Wenn die Dürre die Bilanz trifft: Warum Verbund plötzlich auch ein Arbeitsproblem hat

Ein Drittel weniger Gewinn, während aus Wind und Sonne zugleich mehr Strom kam: Das klingt nach einer jener Wirtschaftsmeldungen, die sich fast höflich anhört, bis man sie genauer liest. Der Verbund hat im ersten Quartal 2025 nach eigenen Angaben rund ein Drittel weniger verdient als im Vorjahreszeitraum, weil die Dürre die Wasserkraft belastete. Gleichzeitig legten die Erträge aus Wind und Sonne zu. Die Natur liefert also nicht einfach weniger, sie verteilt die Last nur anders.

Genau darin steckt der arbeitspsychologische Reiz dieser Meldung. In vielen Energieunternehmen ist der Alltag noch immer auf eine Art technisches Grundvertrauen gebaut: Wasser kommt, Wasser fließt, Wasser produziert. Wenn das nicht mehr zuverlässig gilt, verschiebt sich nicht nur die Bilanz, sondern auch die Arbeit. Planung wird nervöser, Schichtentscheidungen werden kleinteiliger, und aus einem relativ stabilen System wird eines, das ständig auf Wetter, Pegelstände und Prognosen reagieren muss. Das ist keine romantische Krise der Natur, sondern ziemlich nüchterne Organisationsarbeit.

Der Widerspruch ist dabei interessant: Erneuerbare Energien wachsen, aber sie ersetzen die alten Gewissheiten nicht automatisch. Laut Verbund stieg die Stromerzeugung aus Wind und Photovoltaik im Quartal, doch der Gewinn litt trotzdem unter dem schwachen Wasserangebot. Das ist eine unbequeme Erinnerung daran, dass die Energiewende nicht nur mehr Anlagen braucht, sondern auch mehr mentale und operative Elastizität. Wer die Stabilität des Systems als selbstverständlich behandelt, sorgt im Zweifel für Stress an den Stellen, an denen später gern von Resilienz gesprochen wird.

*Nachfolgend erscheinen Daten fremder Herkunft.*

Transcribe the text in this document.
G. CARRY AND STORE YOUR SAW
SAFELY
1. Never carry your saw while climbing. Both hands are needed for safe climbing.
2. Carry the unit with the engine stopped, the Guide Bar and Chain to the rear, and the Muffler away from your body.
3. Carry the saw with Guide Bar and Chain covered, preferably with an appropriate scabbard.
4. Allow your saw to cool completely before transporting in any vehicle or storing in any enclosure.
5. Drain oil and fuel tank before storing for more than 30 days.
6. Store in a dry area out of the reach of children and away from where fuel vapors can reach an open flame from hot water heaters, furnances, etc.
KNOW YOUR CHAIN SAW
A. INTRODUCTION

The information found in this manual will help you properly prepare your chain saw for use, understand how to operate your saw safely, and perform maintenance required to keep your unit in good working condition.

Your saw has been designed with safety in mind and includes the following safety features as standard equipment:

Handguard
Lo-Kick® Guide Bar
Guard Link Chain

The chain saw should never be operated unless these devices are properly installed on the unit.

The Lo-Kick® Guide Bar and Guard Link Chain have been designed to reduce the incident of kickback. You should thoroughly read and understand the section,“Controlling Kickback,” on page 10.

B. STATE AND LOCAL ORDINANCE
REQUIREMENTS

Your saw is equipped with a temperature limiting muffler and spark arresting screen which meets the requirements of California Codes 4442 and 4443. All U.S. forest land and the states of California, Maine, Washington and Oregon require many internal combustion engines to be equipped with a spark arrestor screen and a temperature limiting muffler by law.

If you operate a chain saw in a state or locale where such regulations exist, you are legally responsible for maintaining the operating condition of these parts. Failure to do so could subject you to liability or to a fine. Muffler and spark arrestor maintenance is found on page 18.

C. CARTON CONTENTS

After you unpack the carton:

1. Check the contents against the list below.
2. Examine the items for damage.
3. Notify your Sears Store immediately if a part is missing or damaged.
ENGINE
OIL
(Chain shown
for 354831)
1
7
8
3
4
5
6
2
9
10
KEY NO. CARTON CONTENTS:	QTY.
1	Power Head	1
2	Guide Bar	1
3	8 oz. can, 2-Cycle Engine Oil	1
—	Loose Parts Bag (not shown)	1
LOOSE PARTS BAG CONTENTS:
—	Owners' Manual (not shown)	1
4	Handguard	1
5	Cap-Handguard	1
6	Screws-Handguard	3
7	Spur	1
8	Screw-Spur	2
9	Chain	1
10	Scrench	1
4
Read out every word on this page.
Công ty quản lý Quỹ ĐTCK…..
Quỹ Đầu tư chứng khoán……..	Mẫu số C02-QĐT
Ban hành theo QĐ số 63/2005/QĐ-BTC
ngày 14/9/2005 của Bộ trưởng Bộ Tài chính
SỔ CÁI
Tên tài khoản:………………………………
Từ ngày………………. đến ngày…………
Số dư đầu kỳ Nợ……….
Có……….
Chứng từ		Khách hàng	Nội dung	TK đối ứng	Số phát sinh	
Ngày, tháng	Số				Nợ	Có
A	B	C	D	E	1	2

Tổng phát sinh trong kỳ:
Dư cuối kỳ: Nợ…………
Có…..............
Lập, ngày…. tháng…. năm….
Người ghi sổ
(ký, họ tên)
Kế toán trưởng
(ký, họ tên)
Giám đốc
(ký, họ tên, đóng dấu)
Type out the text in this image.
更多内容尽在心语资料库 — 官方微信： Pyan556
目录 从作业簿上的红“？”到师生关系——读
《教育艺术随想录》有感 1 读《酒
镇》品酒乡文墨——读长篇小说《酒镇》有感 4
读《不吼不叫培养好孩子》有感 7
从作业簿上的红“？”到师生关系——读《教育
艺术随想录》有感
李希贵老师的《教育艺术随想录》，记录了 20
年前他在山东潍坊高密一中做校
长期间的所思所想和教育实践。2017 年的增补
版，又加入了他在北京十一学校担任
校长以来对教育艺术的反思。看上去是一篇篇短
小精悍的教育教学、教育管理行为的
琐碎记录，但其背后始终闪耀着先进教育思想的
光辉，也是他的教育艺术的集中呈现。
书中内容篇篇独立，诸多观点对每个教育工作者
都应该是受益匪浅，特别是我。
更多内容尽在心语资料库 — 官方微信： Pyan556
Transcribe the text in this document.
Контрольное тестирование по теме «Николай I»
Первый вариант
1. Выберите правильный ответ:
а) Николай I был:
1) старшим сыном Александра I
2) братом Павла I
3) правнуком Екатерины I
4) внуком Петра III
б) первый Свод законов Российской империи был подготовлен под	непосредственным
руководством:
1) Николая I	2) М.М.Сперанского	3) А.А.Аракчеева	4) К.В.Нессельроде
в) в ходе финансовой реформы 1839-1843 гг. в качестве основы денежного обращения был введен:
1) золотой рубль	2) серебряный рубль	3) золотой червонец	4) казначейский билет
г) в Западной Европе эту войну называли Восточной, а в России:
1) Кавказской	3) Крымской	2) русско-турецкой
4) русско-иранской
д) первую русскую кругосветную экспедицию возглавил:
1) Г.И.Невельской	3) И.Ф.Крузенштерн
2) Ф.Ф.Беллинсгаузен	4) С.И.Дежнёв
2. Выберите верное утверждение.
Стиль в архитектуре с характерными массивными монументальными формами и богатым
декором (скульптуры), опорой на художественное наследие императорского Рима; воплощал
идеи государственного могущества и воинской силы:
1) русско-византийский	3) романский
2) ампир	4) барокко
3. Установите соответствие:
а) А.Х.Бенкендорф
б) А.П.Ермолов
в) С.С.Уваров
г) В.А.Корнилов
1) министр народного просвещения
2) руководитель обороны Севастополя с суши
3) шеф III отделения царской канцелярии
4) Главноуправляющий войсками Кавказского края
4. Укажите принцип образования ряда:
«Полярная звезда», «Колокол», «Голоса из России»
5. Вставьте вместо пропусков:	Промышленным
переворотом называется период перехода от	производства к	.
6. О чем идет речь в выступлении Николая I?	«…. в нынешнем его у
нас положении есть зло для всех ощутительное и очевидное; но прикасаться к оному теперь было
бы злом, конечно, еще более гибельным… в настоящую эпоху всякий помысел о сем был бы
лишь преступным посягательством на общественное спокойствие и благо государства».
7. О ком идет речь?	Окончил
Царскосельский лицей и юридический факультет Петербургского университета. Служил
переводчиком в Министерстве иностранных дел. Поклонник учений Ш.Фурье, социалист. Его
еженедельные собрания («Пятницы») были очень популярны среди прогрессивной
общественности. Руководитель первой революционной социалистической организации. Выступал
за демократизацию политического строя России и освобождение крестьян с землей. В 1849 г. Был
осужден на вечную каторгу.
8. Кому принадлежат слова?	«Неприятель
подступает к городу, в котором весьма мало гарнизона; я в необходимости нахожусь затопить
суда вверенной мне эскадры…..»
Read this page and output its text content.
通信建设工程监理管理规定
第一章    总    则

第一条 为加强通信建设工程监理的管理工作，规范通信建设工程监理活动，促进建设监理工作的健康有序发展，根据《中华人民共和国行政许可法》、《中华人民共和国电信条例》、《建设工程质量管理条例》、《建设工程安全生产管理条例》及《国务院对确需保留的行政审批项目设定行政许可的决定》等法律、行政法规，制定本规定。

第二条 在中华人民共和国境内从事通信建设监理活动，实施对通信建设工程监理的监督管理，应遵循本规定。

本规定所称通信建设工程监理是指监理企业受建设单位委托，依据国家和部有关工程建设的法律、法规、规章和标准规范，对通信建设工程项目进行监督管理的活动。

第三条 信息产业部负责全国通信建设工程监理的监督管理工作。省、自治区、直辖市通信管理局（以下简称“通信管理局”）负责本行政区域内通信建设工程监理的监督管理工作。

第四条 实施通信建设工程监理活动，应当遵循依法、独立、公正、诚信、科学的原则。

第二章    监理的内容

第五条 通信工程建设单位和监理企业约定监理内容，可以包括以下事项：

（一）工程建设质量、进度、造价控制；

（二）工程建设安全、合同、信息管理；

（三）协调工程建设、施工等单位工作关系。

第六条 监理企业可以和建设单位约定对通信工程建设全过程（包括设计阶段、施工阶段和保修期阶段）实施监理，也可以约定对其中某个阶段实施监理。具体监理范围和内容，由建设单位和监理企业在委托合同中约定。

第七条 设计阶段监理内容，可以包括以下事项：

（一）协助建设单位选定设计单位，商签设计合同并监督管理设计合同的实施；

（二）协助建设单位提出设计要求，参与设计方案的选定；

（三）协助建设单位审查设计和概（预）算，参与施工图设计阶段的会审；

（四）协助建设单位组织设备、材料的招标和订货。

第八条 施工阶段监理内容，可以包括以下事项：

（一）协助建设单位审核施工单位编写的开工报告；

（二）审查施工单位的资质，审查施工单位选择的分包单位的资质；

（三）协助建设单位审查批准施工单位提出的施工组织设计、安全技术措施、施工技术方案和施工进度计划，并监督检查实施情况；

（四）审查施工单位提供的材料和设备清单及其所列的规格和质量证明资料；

Eine zweite Perspektive: Für Beschäftigte kann so eine Entwicklung durchaus ambivalent sein. Mehr Schwankung bedeutet nicht nur mehr Druck, sondern auch mehr Spielraum für Fachlichkeit. Prognosen abgleichen, Lastspitzen steuern, Speicher und Einspeiser koordinieren, Risiken früh erkennen – das sind anspruchsvolle Tätigkeiten. Aber genau hier liegt der blinde Fleck vieler Debatten über Energiewende und Produktivität: Sie sprechen gern über Kapazitäten, selten über die Menschen, die diese Volatilität jeden Tag mitverarbeiten. Ein System, das sauberer werden soll, darf seine Arbeitsrealität nicht einfach als Nebenprodukt behandeln.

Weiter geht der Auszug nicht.